Histoire :
Novembre 1919. Deux rescapés des tranchées, l’un dessinateur de génie, l’autre modeste comptable, décident de monter une arnaque aux monuments aux morts. Dans la France des années folles, l’entreprise va se révéler aussi dangereuse que spectaculaire..
Mon avis :
Au revoir là-haut n’est pas qu’un film : c’est une expérience cinématographique totale, née de l’adaptation du roman éponyme de Pierre Lemaitre, lauréat du Prix Goncourt en 2013. Albert Dupontel, réalisateur et acteur, y signe une œuvre ambitieuse où la brutalité de la Grande Guerre côtoie une grâce visuelle et narrative rare avec un film qui bouleverse, émerveille et interroge, tout en rendant hommage à une génération sacrifiée.
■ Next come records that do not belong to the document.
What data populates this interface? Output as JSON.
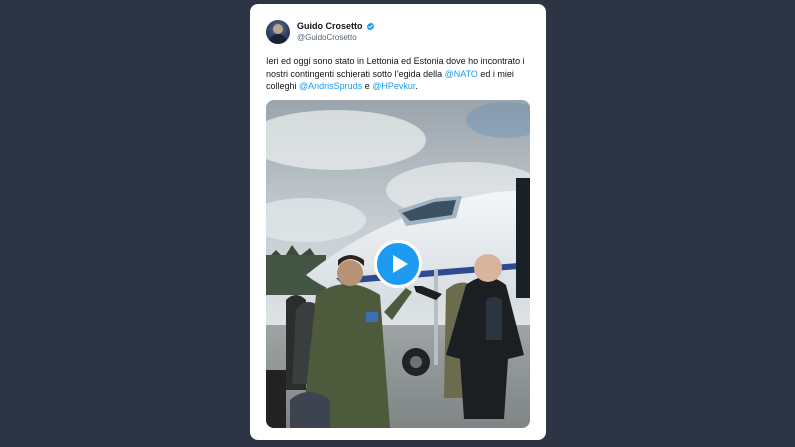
{
  "tweet": {
    "author": {
      "display_name": "Guido Crosetto",
      "handle": "@GuidoCrosetto",
      "verified": true
    },
    "text": {
      "part1": "Ieri ed oggi sono stato in Lettonia ed Estonia dove ho incontrato i nostri contingenti schierati sotto l’egida della ",
      "mention1": "@NATO",
      "part2": " ed i miei colleghi ",
      "mention2": "@AndrisSpruds",
      "part3": " e ",
      "mention3": "@HPevkur",
      "part4": "."
    },
    "media": {
      "type": "video",
      "icon": "play-icon"
    }
  },
  "colors": {
    "background": "#2d3444",
    "card": "#ffffff",
    "link": "#1d9bf0",
    "verified": "#1d9bf0",
    "play_button": "#1d9bf0"
  }
}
Dupontel ne nous épargne rien. Les scènes de combat, filmées avec un réalisme cru et immersif, plongent le spectateur dans l’enfer des tranchées. Pourtant, loin de verser dans le misérabilisme, le film utilise cette violence comme contrepoint à la beauté des moments de résilience qui suivent.
C’est là toute la magie du film. L’équilibre parfait entre l’horreur et la poésie. Les séquences de guerre, aussi dures soient-elles, servent de toile de fond à une histoire humaine, où solidarité, amour et vengeance s’expriment avec une intensité rare.
Albert Dupontel, Nahuel Pérez Biscayart et Laurent Lafitte forment un trio d’acteurs marquants. Dupontel, aussi réalisateur, incarne Albert Maillard, un comptable devenu héros, avec une justesse émotionnelle rare. Pérez Biscayart, dans le rôle d’Édouard Péricourt, livre une performance bouleversante, mêlant cynisme et vulnérabilité. Quant à Laurent Lafitte, il campe un Pradelle charismatique et détestable, ajoutant une touche satirique au film.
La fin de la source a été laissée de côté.